At the same time, powerful forces are pushing for various forms of military escalation, making clear that any political deal will face ferocious opposition from within the US political and military-intelligence establishments.
Speaking to an audience of military school cadets in South Carolina, US presidential candidate Jeb Bush called for US forces, including ground forces, to use “overwhelming force” against ISIS.
“The United States—in conjunction with our NATO allies and more Arab partners—will need to increase our presence on the ground,” Bush said.

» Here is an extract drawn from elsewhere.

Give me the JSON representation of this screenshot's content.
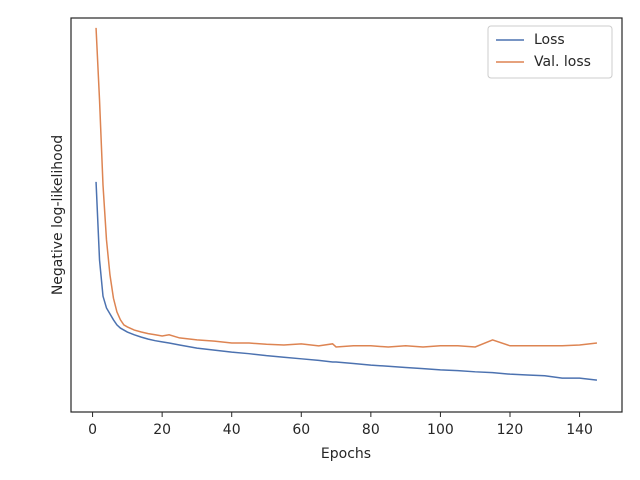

US Senator John McCain on Tuesday similarly called for 10,000 US ground troops to invade Syria in support of an even larger European and Arab ground force. In a report posted by the Wall Street Journal, Washington Institute for Near East Policy director Michael Singh called for a new strategy “designed to compel Mr. Assad to step aside or to incentivize his supporters to abandon him.”
“Mr. Assad’s military position appears stronger than it did months ago, and a recent diplomatic declaration from Vienna is, if anything, weaker on the question of his departure than preceding statements,” Singh wrote.
US media are increasingly citing military “experts” to the effect that Russia's military campaign has eliminated the possibility of removing Assad through US-proxy forces and US air strikes alone.
“Drones and air strikes are tools of war, but they are not a strategy. The destruction of the Islamic State requires capable ground forces,” a top US army officer told Bloomberg.
“Competent ground forces are fundamental to the joint force equation for finding and defeating adversaries. Attempting to impart this competence to another ground force is folly,” a RAND Corporation analyst said.